Lily ya esperaba las palabras que salieron de los labios de Xaden y sin embargo todavía se sorprendió por ellas.

—Lo siento, pero eso ya no será posible.

Anna se lo había advertido. Jazmín era una espina en su carne. Lily había sido criada como una joven loba dulce y tranquila. Ella iba a ser la compañera del Alfa Xaden. Iba a ser una compañera y esposa adecuada. Madre de sus hijos, así que había sido criada en el modo de una mujer de alta alcurnia adecuada. Todo se había tirado por la ventana sin ningún respeto por alguien que no era su compañero. Por alguien que, según lo que Anna le había dicho, había sido una miserable esclava. Un don nadie.

Lily había sido amable con Jazmín al principio, incluso le gustó. Pero de todo lo que Anna había dicho y de todo lo que ella había visto. Jazmín era un monstruo y estaba aquí para robarle a Xaden. Eso era todo lo que ella era. Y Lily, por primera vez en su vida, ardió en celos, odio y envidia de que esta nadie tenía todo lo que ella había querido. A pesar de cómo era el modelo, la compañera perfecta.

—¿Oh? —Lily respondió suavemente a sus palabras.

—Lo siento por haberte engañado —Xaden se disculpó—. Lo siento por venderte esa historia falsa. Si pudiera retractarme, lo haría.

Ella estaba callada por un rato.

—¿Hay alguna razón específica por la que cambiaste de opinión? —ella le preguntó.

—Jazmín quiere criar a su hijo. Era o hacerlo o irse con el bebé —dijo Xaden.

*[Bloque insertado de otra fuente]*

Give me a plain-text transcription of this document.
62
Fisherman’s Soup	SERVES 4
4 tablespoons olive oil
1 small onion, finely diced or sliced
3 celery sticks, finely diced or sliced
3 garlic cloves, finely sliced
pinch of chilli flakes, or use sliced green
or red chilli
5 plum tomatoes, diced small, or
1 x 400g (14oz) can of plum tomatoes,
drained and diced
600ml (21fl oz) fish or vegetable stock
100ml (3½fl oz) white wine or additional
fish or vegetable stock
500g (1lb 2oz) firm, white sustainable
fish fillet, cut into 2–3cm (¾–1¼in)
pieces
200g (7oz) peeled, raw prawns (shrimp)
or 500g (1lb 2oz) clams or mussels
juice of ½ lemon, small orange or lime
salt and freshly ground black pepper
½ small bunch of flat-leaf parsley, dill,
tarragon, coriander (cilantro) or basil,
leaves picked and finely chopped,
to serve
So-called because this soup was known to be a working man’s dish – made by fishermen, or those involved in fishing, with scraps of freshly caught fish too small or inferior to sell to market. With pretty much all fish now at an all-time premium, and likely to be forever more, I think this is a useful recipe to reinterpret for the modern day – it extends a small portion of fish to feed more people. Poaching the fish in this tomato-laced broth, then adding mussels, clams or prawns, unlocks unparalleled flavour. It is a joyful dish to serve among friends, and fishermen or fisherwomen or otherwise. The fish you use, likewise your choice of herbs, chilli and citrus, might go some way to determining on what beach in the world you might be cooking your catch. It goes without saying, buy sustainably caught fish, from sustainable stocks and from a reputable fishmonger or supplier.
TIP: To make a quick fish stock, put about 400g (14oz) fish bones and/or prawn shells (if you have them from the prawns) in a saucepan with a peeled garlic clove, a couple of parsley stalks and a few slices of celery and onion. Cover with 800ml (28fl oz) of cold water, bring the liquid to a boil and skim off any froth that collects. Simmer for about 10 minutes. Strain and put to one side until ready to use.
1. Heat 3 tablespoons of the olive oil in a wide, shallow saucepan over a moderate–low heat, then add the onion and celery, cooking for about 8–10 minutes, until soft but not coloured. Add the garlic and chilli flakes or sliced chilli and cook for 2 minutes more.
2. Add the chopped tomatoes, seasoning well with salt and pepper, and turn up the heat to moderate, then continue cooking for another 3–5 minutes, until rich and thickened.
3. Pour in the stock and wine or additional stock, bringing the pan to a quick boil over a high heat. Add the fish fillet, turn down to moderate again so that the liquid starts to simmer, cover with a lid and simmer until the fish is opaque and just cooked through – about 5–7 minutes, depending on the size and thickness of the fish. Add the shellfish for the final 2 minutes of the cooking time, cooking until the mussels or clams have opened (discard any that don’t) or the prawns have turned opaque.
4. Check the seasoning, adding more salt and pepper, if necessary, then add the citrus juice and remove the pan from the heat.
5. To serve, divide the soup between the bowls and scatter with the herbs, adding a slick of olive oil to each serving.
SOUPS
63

—Pero aún podrías haberla persuadido de no hacerlo —dijo Lily—. Eres el Alfa y esta es tu manada. Puedes hacer que cualquiera haga lo que quieras.

—No a Jazmín —él dijo—. Al menos ya no. ¿Antes? Probablemente. Pero desde que se quedó embarazada, se habilitó un lado terco de ella que nunca supe que existía. Ella se escaparía. Confía en mí.

Lily asintió. Ya había imaginado criar a ese bebé como propio.

Iba a amarlo y cuidarlo como si fuera suyo. Pero ahora al escuchar cómo Xaden había cambiado de opinión, todo lo que quería hacer era dañar al bebé. Haría daño tanto a Jazmín como al bebé.

—Entiendo —dijo Lily—. Pero todavía vamos a realizar nuestra ceremonia de apareamiento. ¿Cierto?

—No —él negó con la cabeza.

Le dolió a Lily como un golpe difícil. Había esperado que él le dijera que ya no iba a tener el bebé. Pero lo que no esperaba era que él le dijera que ya no iban a ser compañeros.

—¿P… Ppp.. por qué? —tartamudeó ella.

—No creo que esté listo para ser tu compañero, Lily —él expresó—. Para ser honesto, nunca quise un compañero después de perderte. Tenerte de vuelta en mi vida. Nunca esperé que sucediera.

—¿Es por ella? —preguntó audazmente Lily.

—¿Quién? ¿Jazmín? No —dijo Xaden—. Por supuesto que no. Ella no será mi compañera. Pero tengo que estar presente en la vida del bebé. Eso entraría en conflicto contigo y no quiero eso. Lily, tú mereces a alguien que te ame incondicionalmente.

—Nunca podría hacer eso —Xaden dejó caer la bomba—. Y sé que eso es lo que esperarías de mí. Nunca podría darte eso.

Lily ardía en su interior. Estaba furiosa y llena de ira dentro de sí misma. Odiaba a Jazmín. El odio la consumía con tal ferocidad que quería manifestarlo afuera de sí. Lily simplemente se sentaba allí con su sonrisa perfecta tratando de mantener la compostura. Después de todo, era la compañera perfecta. Sabía todas las cosas correctas para decir en el momento correcto.

—Tienes razón, Xaden —dijo Lily—. Quiero que me ames y me hubiera encantado tener mis cachorros contigo. ¿Hay algo que pueda hacer? Para cambiar tu opinión.

Lily todavía tenía que desempeñar el papel de la buena chica. No podía dejar que él sintiera que ahora tenía motivos ulteriores.

—No —él dijo.

Y luego se levantó de su escritorio y caminó hacia su lado. Ella se levantó y él le dio un abrazo muy cálido y acogedor.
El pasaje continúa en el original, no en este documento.